What’s in the Biden Tax Plan?
It’s been clear since the presidential campaign that a Biden presidency could mean big changes to the tax code. Here’s a roundup of what he’s proposing.
In late March, the Biden Administration unveiled a jobs and infrastructure plan called the American Jobs Plan. The plan, which calls for about $2 trillion in spending over eight years, also includes a proposed overhaul of the corporate tax system.
After reading through the proposed changes, which we’ve summarized below, business owners and individuals may want to reach out to their tax professionals or wealth management advisors to prepare. For example, it may be wise to explore accelerating your capital gains income, as we don’t expect the tax rate increases to be retroactive. If you have questions about how these proposed changes might affect you or your business, reach out to us at info@sbfcpa.com.
Here are the most important changes proposed by the Biden Administration. If passed as proposed, the plan would:
- Increase the corporate tax rate. The Biden plan would increase the corporate tax rate from 21% to 28%. The Trump administration had decreased the rate from 35% to the current rate of 21%.
- Step up tax enforcement of the wealthy. The plan would require financial institutions to report information on account flows so that earnings from investments and business activities are tracked more easily. It would also provide additional resources to the IRS to allow the agency to do more to enforce tax laws relating to large corporations, businesses, estates, and higher-income individuals.
- Increase the top federal income tax rate to 39.6 percent. Biden has emphasized that this increase would only affect those making more than $400,000 per year, but it is not clear at which level of taxable income this rate would apply. Bloomberg reports that the increase would affect individuals earning more than $452,700 and married couples earning more than $509,300, affecting less than 1% of taxpayers.
- Increase the tax rate for long-term capital gains and dividends to 39.6% for households making over $1 million (presumably in gross income of any kind) for the taxable year.
- Eliminate ability for the wealthy to pass stocks or properties to heirs without paying capital gains tax. This change impacts what’s called a step up in basis, which means that if you buy a property or stock and then pass it to your heirs when you die, and they sell the property or stock, they currently do not pay taxes based on the amount the property was worth when you bought it, and likely do not pay any tax at all. The new plan would tax such property if the gain inherent in the property at the time of death exceeds $1 million (or $2.5 million per couple) when combined with certain unidentified real estate exemptions.
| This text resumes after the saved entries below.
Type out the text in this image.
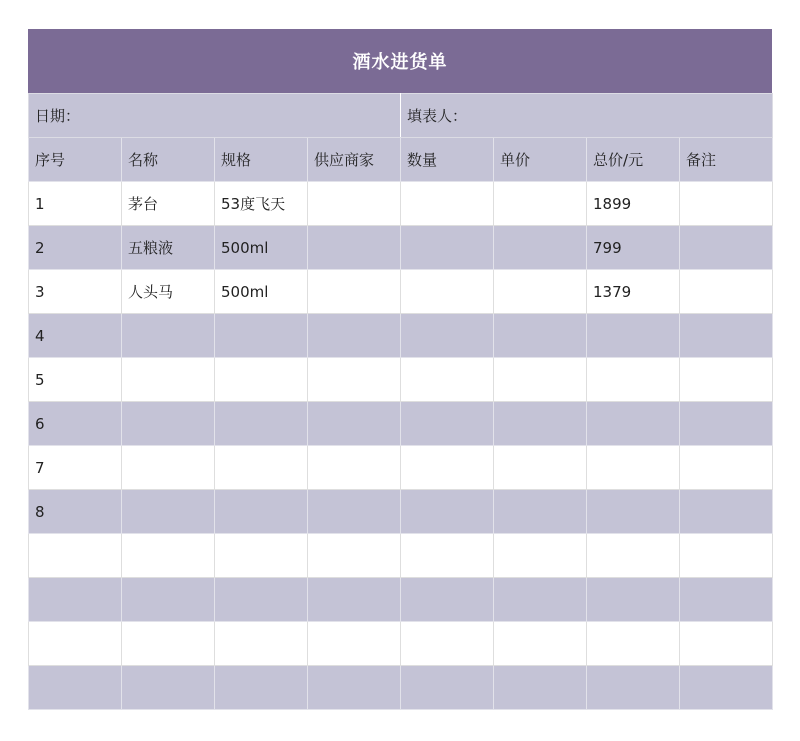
酒水进货单
日期：				填表人：			
序号	名称	规格	供应商家	数量	单价	总价/元	备注
1	茅台	53度飞天				1899	
2	五粮液	500ml				799	
3	人头马	500ml				1379	
4							
5							
6							
7							
8							
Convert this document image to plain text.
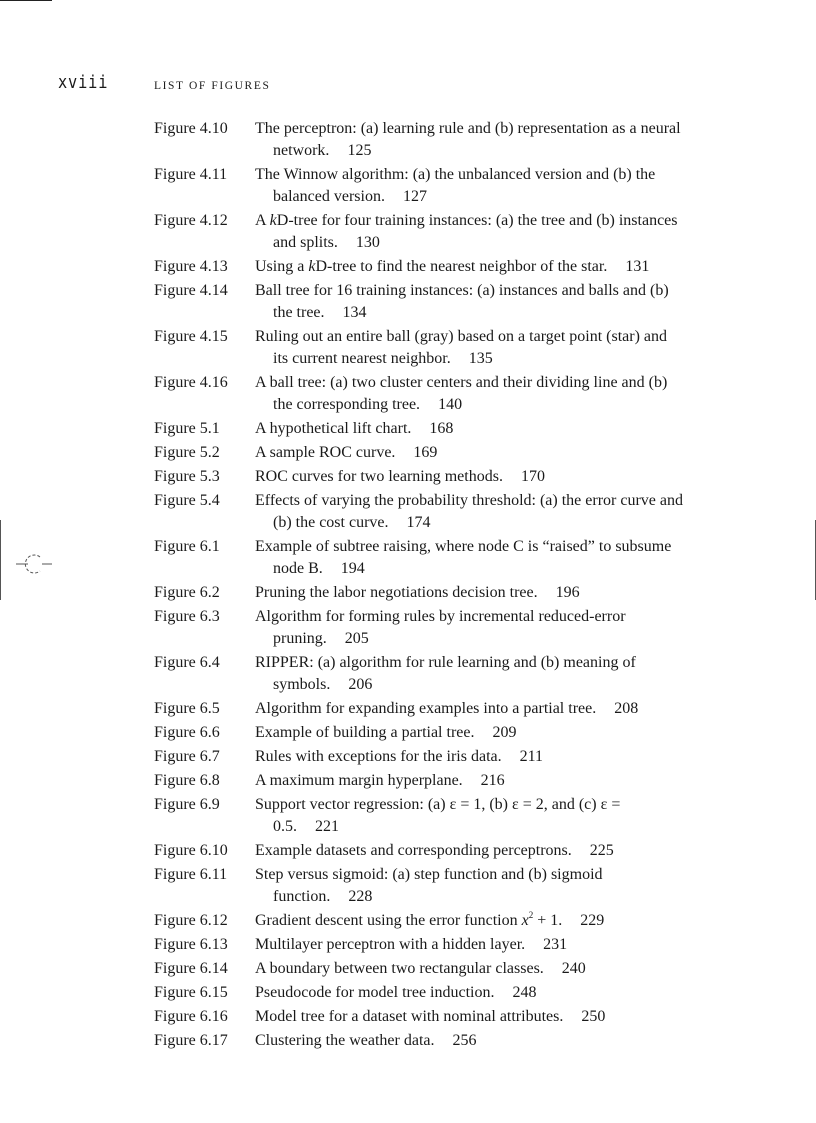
xviii	LIST OF FIGURES
Figure 4.10 The perceptron: (a) learning rule and (b) representation as a neural network. 125
Figure 4.11 The Winnow algorithm: (a) the unbalanced version and (b) the balanced version. 127
Figure 4.12 A kD-tree for four training instances: (a) the tree and (b) instances and splits. 130
Figure 4.13 Using a kD-tree to find the nearest neighbor of the star. 131
Figure 4.14 Ball tree for 16 training instances: (a) instances and balls and (b) the tree. 134
Figure 4.15 Ruling out an entire ball (gray) based on a target point (star) and its current nearest neighbor. 135
Figure 4.16 A ball tree: (a) two cluster centers and their dividing line and (b) the corresponding tree. 140
Figure 5.1 A hypothetical lift chart. 168
Figure 5.2 A sample ROC curve. 169
Figure 5.3 ROC curves for two learning methods. 170
Figure 5.4 Effects of varying the probability threshold: (a) the error curve and (b) the cost curve. 174
Figure 6.1 Example of subtree raising, where node C is “raised” to subsume node B. 194
Figure 6.2 Pruning the labor negotiations decision tree. 196
Figure 6.3 Algorithm for forming rules by incremental reduced-error pruning. 205
Figure 6.4 RIPPER: (a) algorithm for rule learning and (b) meaning of symbols. 206
Figure 6.5 Algorithm for expanding examples into a partial tree. 208
Figure 6.6 Example of building a partial tree. 209
Figure 6.7 Rules with exceptions for the iris data. 211
Figure 6.8 A maximum margin hyperplane. 216
Figure 6.9 Support vector regression: (a) ε = 1, (b) ε = 2, and (c) ε = 0.5. 221
Figure 6.10 Example datasets and corresponding perceptrons. 225
Figure 6.11 Step versus sigmoid: (a) step function and (b) sigmoid function. 228
Figure 6.12 Gradient descent using the error function $x^2 + 1$. 229
Figure 6.13 Multilayer perceptron with a hidden layer. 231
Figure 6.14 A boundary between two rectangular classes. 240
Figure 6.15 Pseudocode for model tree induction. 248
Figure 6.16 Model tree for a dataset with nominal attributes. 250
Figure 6.17 Clustering the weather data. 256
The plan also states that even if the heirs do not sell the stock or property, a tax would be charged on what the gain could be expected to be if it had been sold, unless the property is donated to charity. (Note that this rule would not apply to family-owned businesses that are passed to the owner’s heirs, provided the heirs continue to run the business.)
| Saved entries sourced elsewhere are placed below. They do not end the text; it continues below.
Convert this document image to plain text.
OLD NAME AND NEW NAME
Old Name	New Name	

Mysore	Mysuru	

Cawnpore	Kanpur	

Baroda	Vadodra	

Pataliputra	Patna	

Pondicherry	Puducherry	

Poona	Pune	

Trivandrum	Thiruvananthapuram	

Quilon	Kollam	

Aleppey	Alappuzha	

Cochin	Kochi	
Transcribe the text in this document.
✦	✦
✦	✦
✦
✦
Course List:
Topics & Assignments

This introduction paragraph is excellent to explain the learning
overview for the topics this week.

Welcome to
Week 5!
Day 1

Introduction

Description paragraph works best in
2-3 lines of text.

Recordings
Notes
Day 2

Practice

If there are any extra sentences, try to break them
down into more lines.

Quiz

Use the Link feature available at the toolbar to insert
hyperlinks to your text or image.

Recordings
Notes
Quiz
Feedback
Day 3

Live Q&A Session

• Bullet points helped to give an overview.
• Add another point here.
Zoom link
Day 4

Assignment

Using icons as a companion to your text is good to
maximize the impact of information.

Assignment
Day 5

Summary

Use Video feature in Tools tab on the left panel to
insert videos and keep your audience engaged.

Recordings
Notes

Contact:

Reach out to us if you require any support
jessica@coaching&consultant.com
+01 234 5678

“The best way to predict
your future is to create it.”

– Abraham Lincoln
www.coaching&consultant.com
- Eliminate the tax benefits of a like-kind exchange for real estate property where the gain realized exceeds $500,000. Also called a 1031 exchange, a like-kind exchange allows you to change out your investment property for another with no tax or limited tax due at the time of the exchange.
- End company deductions for offshoring operations. The new proposal aims to eliminate loopholes in the tax code that allow companies to avoid taxes by making it appear that profits are earned offshore. It also proposes the creation of a tax credit to support having workers in the U.S.
- Create a minimum tax on book income. Institute a 15% minimum tax on U.S. corporations’ book income – the amount of income reported publicly in financial statements to shareholders. This would apply only “to the very largest corporations,” according to the Administration’s fact sheet on the plan.
- End tax advantages for fossil fuels. The plan would eliminate all subsidies, loopholes, and special foreign tax credits for the fossil fuel industry and would instead incentivize the development of clean energy.